David McRobert, an environmental lawyer in Peterborough, Ont., agrees that the patchwork approach could be a problem as it rolls out, particularly that provinces such as Manitoba are planning to implement a carbon price that is lower than those in other provinces, despite the federal plan for a national price.

“One of the concerns has to be . . . if there’s uneven implementation of carbon pricing across Canada, do you end up with businesses being attracted to other parts of the country?” asks McRobert. 

“That’s always a risk.”

Zizzo says that, going forward, most of the work around helping clients adapt to things such as carbon pricing will be less legal work than it will be consulting.

“Lawyers will have to be working with consultants to understand that the legal considerations are being taken into account, but most of the work on how to comply with this will be outside of the legal services realm,” says Zizzo, noting that it’s mostly what she is focused on currently.

She says most of her work is focused on Britain’s Task Force on Climate-related Financial Disclosures, which stems from the Financial Stability Board in the U.K., and the implementation of the approach it put out.

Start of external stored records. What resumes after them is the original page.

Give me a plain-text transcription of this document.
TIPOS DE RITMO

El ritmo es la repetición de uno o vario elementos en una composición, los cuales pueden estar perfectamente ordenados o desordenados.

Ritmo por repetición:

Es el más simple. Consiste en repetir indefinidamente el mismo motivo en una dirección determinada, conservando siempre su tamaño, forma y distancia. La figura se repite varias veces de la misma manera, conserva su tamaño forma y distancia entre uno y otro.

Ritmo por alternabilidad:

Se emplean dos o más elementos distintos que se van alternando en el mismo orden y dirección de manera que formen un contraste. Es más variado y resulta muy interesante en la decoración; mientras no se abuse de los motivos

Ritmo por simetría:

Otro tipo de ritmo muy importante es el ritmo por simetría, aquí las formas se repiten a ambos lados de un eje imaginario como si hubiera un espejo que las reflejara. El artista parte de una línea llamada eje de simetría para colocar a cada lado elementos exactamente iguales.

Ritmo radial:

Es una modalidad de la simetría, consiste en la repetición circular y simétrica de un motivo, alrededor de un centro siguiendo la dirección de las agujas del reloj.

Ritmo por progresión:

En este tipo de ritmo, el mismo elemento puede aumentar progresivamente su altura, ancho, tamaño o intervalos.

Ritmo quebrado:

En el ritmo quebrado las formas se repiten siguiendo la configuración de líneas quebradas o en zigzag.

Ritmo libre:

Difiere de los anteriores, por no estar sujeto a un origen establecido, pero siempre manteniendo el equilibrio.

Those recommendations were released this past June.

“The Canadian Securities Administrators are currently doing a review of climate-related disclosures in Canada, so it’s very active,” Zizzo says of the adoption of the recommendations. 

“Carbon price is playing into that.”

She adds that there has been movement in the Canadian financial services sector for what climate change means for their business and disclosing that to investors. 

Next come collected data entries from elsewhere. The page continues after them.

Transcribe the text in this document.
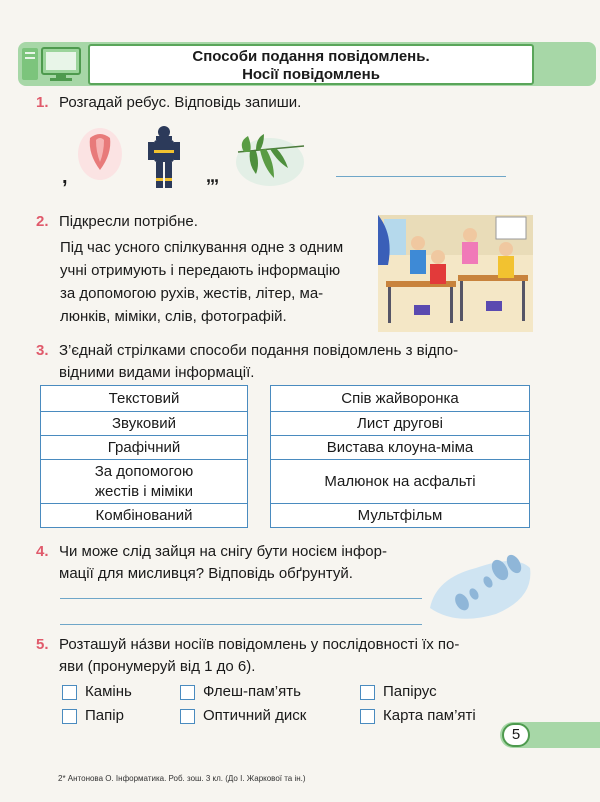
Способи подання повідомлень.
Носії повідомлень
1. Розгадай ребус. Відповідь запиши.
,	,,,
2. Підкресли потрібне.
Під час усного спілкування одне з одним
учні отримують і передають інформацію
за допомогою рухів, жестів, літер, ма-
люнків, міміки, слів, фотографій.
3. З’єднай стрілками способи подання повідомлень з відпо-
відними видами інформації.
Текстовий
Звуковий
Графічний

За допомогою
жестів і міміки

Комбінований
Спів жайворонка
Лист другові
Вистава клоуна-міма
Малюнок на асфальті
Мультфільм
4. Чи може слід зайця на снігу бути носієм інфор-
мації для мисливця? Відповідь обґрунтуй.
5. Розташуй на́зви носіїв повідомлень у послідовності їх по-
яви (пронумеруй від 1 до 6).
Камінь	Флеш-пам’ять	Папірус
Папір	Оптичний диск	Карта пам’яті
5
2* Антонова О. Інформатика. Роб. зош. 3 кл. (До І. Жаркової та ін.)
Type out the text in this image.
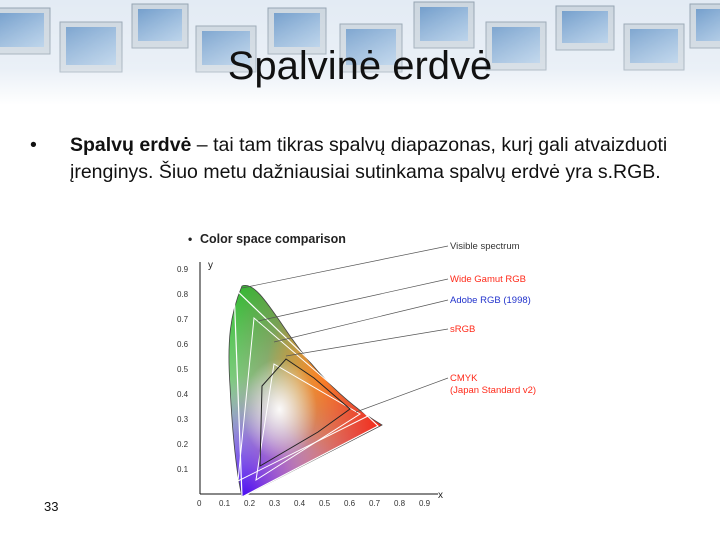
Spalvinė erdvė
• Spalvų erdvė – tai tam tikras spalvų diapazonas, kurį gali atvaizduoti įrenginys. Šiuo metu dažniausiai sutinkama spalvų erdvė yra s.RGB.
33
• Color space comparison
y
x
0.9
0.8
0.7
0.6
0.5
0.4
0.3
0.2
0.1
0 0.1 0.2 0.3 0.4 0.5 0.6 0.7 0.8 0.9
Visible spectrum
Wide Gamut RGB
Adobe RGB (1998)
sRGB
CMYK
(Japan Standard v2)
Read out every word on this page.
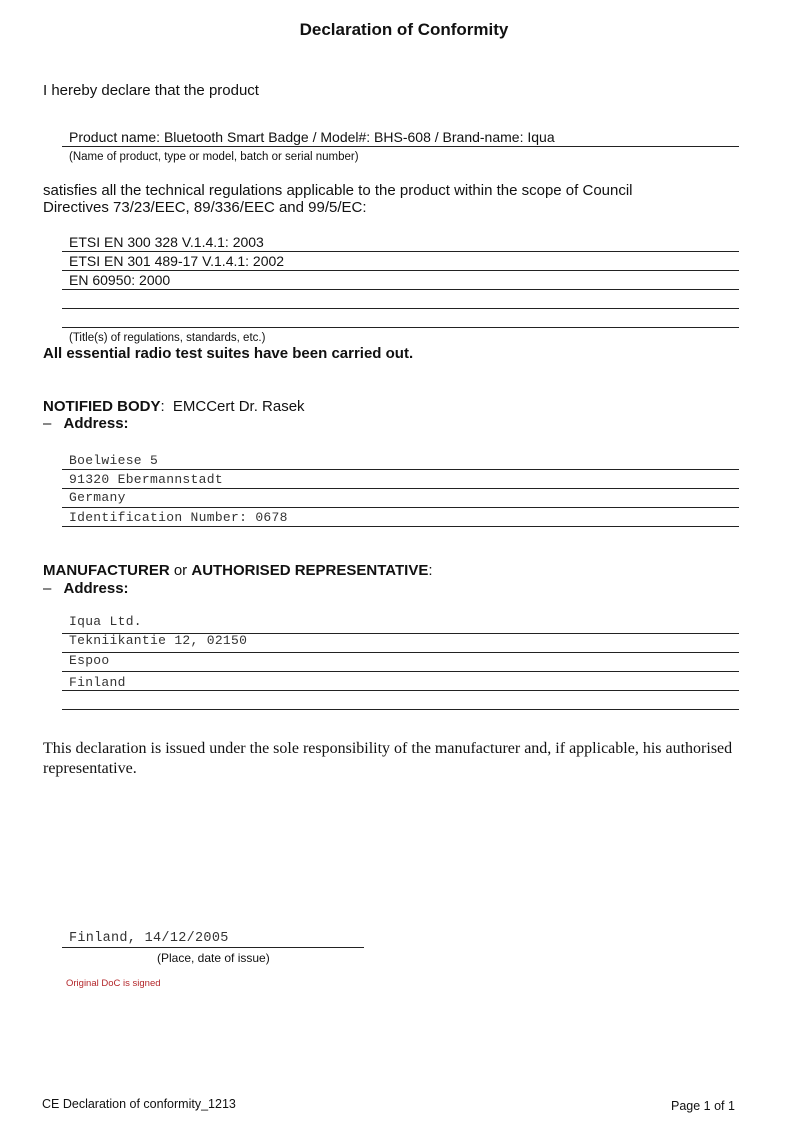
Declaration of Conformity
I hereby declare that the product
Product name: Bluetooth Smart Badge / Model#: BHS-608 / Brand-name: Iqua
(Name of product, type or model, batch or serial number)
satisfies all the technical regulations applicable to the product within the scope of Council
Directives 73/23/EEC, 89/336/EEC and 99/5/EC:
ETSI EN 300 328 V.1.4.1: 2003
ETSI EN 301 489-17 V.1.4.1: 2002
EN 60950: 2000
(Title(s) of regulations, standards, etc.)
All essential radio test suites have been carried out.
NOTIFIED BODY: EMCCert Dr. Rasek
– Address:
Boelwiese 5
91320 Ebermannstadt
Germany
Identification Number: 0678
MANUFACTURER or AUTHORISED REPRESENTATIVE:
– Address:
Iqua Ltd.
Tekniikantie 12, 02150
Espoo
Finland
This declaration is issued under the sole responsibility of the manufacturer and, if applicable, his authorised
representative.
Finland, 14/12/2005
(Place, date of issue)
Original DoC is signed
CE Declaration of conformity_1213	Page 1 of 1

Paul Manning, principal of Manning Environmental Law in Toronto, says companies have been required to report their carbon emissions for years now above a certain threshold, but he says that listed companies will be required by securities regulation to make their disclosures.

“This is just the natural outflow of carbon pricing,” says Manning.

He notes that many companies for years have been demanding a carbon price so that they can build their business models around it. 

Manning adds that oil company BP had an internal carbon trading system in order to model how it would work more broadly.

“The problem for companies, and why we have an emissions trading system rather than a tax, is so that industry can come toward its targets in a gradual and shared manner,” he says. 

“There’s some arguments that taxation does it more efficiently, but that’s always more controversial philosophically and politically.”

Manning notes that the companies that have to worry are those that haven’t been moving toward improving their carbon footprint, which may find their assets stranded if the legislation and the requirements move too quickly for them.

“I can see a situation where there are some companies where they are unable to comply, and they’re just going to have assets that will never come into compliance, but the large final emitters have been required to report on their carbon emissions along with a series of other toxic discharges for some while, both federally and provincially,” says Manning.

Zizzo says that insurance companies are a good example of an industry looking to see how their products will survive into the climate change-related future, as well as their role as institutional investors, meaning that they get to look at it from both perspectives, as are banks that are weighing these considerations when it comes to loans.

Zizzo says lawyers need to be thinking about climate change in every aspect of their work.

“It’s part of our due diligence expectations that we’re thinking about risks and thinking about climate change and the broader context,” says Zizzo. 

“It’s no longer just a niche environmental law issue — it needs to be integrated across the board if we’re going to properly adapt to climate change.”